My parents met in the romantic setting of a fish packing camp in the tiny town of Togiak, Alaska, where they toiled through 20-hour days during the summer wearing rubber overalls and smelling like fish guts. I did not inherit their love of fishing, but was still dragged along on countless fishing trips to “build character” and “gain life skills.” What I mostly did on these excursions—when I wasn’t keeping an eye out for bears—was admire the massive salmon, trout, and other fish fighting valiantly to make their way upstream against the current.

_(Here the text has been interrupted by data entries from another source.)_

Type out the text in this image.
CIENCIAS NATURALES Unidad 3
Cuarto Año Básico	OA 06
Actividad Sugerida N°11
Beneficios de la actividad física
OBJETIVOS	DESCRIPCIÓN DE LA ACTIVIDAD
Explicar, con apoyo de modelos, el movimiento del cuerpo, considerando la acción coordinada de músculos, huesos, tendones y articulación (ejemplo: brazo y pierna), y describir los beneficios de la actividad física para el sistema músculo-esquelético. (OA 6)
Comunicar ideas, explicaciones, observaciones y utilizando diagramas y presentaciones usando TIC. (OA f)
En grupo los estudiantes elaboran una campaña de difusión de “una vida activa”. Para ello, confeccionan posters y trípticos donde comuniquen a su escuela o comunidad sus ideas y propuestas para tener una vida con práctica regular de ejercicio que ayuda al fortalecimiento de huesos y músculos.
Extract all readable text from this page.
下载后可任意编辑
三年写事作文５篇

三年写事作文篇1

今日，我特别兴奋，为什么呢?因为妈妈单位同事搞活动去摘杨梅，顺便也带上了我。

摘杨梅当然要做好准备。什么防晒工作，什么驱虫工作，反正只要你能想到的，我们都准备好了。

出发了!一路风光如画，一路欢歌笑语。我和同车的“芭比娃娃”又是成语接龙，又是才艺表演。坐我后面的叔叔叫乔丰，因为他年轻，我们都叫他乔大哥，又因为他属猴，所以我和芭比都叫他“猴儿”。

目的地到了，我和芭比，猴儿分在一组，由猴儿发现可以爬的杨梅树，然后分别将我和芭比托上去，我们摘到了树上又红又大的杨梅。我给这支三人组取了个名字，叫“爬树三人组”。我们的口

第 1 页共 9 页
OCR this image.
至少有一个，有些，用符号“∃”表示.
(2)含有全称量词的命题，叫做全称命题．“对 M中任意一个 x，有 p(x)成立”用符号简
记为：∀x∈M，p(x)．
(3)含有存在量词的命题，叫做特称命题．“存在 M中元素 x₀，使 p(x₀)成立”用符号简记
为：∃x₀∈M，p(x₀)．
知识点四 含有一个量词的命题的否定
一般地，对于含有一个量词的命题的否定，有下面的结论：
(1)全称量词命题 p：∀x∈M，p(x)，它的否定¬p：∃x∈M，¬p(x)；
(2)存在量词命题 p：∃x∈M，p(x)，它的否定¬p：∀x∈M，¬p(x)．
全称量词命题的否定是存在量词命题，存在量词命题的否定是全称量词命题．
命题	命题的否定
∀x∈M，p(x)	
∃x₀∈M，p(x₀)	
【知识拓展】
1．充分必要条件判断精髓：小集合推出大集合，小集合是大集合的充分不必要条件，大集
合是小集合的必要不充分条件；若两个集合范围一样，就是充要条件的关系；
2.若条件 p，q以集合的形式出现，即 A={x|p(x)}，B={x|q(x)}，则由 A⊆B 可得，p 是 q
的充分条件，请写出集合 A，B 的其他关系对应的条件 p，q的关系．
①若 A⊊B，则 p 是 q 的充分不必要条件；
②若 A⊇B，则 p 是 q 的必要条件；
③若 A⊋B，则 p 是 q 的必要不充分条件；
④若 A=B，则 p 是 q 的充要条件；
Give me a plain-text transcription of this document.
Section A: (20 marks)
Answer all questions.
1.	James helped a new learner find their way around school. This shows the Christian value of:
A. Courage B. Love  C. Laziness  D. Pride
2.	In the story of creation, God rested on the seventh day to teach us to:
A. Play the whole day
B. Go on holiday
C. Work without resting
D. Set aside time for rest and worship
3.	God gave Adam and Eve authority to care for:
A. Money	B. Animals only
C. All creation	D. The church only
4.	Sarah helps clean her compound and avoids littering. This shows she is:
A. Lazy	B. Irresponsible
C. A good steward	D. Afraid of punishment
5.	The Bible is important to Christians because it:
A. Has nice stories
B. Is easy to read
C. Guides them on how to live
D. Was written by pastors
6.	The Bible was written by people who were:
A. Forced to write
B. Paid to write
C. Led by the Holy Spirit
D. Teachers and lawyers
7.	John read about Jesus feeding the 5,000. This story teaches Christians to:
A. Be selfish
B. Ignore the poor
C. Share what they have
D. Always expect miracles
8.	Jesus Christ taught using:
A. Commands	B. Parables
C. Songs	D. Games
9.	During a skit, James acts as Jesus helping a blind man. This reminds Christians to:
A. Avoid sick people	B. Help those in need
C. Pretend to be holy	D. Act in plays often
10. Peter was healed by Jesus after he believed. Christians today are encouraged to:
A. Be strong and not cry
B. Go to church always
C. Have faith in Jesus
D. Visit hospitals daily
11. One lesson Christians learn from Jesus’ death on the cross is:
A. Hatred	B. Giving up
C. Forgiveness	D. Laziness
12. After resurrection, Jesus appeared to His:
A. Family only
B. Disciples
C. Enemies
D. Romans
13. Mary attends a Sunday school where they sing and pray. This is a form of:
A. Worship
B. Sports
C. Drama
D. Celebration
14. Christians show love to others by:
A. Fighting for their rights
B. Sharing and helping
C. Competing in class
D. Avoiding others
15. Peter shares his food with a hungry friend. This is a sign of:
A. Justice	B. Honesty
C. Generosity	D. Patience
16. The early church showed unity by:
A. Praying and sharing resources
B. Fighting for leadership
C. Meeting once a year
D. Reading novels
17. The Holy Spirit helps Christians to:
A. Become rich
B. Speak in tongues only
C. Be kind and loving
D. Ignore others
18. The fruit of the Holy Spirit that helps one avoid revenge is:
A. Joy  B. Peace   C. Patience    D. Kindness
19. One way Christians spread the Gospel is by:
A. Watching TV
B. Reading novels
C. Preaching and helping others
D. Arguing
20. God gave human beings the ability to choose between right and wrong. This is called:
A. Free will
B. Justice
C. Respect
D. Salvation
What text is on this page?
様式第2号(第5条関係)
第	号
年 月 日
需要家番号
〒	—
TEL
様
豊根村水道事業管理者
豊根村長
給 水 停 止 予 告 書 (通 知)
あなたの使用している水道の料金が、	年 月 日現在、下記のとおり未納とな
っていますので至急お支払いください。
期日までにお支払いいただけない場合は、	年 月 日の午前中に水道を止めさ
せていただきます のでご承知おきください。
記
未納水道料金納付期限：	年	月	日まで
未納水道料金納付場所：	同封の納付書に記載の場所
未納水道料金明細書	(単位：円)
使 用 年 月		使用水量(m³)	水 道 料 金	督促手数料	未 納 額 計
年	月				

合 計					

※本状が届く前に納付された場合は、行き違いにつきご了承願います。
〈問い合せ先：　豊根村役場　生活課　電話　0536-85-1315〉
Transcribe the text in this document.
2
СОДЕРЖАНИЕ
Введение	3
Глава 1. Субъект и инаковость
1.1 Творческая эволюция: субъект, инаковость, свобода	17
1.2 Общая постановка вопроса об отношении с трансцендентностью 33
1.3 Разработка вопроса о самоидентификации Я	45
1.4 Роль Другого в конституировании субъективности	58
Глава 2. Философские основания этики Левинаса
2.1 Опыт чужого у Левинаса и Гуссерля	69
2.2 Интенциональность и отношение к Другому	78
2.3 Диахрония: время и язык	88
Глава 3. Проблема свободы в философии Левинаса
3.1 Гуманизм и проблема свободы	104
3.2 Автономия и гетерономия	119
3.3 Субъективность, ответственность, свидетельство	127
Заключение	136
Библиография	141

Having spent plenty of time in hip waders standing in some of Alaska’s largest rivers with the other combat fishermen, I know just how strong those currents are, and how much energy you can expend just trying to stay upright, let alone move through the water. Yet year after year these fish return to battle their way home and lay their eggs. Spawning in an easier to access location would be detrimental to future generations because the water isn’t as clean and oxygenated, food sources are more scarce, and predators are more common: it’s the original upstream solution.
In our work we talk a lot about upstream and downstream solutions. Downstream solutions are reactive and often focus on individual-level interventions, while upstream solutions are proactive and often focus on solving the underlying problem. We see examples of these all the time: helping individuals control their diabetes is an important downstream solution, while ensuring communities have access to healthy food and exercise opportunities so they don’t get diabetes in the first place is an important upstream solution. Our board president, Dr. Gary VanderArk has also shared a similar and important lesson about helmets and head injuries. Both downstream and upstream solutions are important, but it is the upstream ones that will improve the health care system overall and make important progress toward a healthier Colorado.
This brings me to our latest project: Action for Equity. It’s clear that there are significant health disparities in Colorado, from the lower rates of Hispanics and Latinos receiving important preventive care to the higher rates of high blood pressure and heart disease in southeast Colorado. Our health is affected by our income, race and ethnicity, education, age, and where we live, learn, work, and play. Addressing these inequities will take more than a focus on nutrition education, lowering alcohol and tobacco consumption, and increasing physical activity. These and many other important downstream solutions are already in place, but we need to take bigger, bolder action if we are to solve the underlying problems of poverty, racism, and other social inequalities that put people at a disadvantage from birth.
Our new series begins to explore the upstream solutions that we as a state could pursue to tackle health equity head on. That means increasing data collection to understand the experiences and needs of those facing disparities, engaging those affected in designing solutions, advancing economic opportunity, supporting community innovations, and much more. We hope you’ll take some time to read through them and share your thoughts and ideas with us about the steps Colorado must take to achieve health equity. We also hope you’ll join is in supporting these and other opportunities for action.
Upstream solutions—as spawning fish know—often require the most time and effort. However, they ultimately improve life for the next generation and beyond, which is a responsibility and opportunity we all share. So, as I did years ago on the banks of the Kenai River, I’m rooting for those willing to do the extraordinary work of going upstream.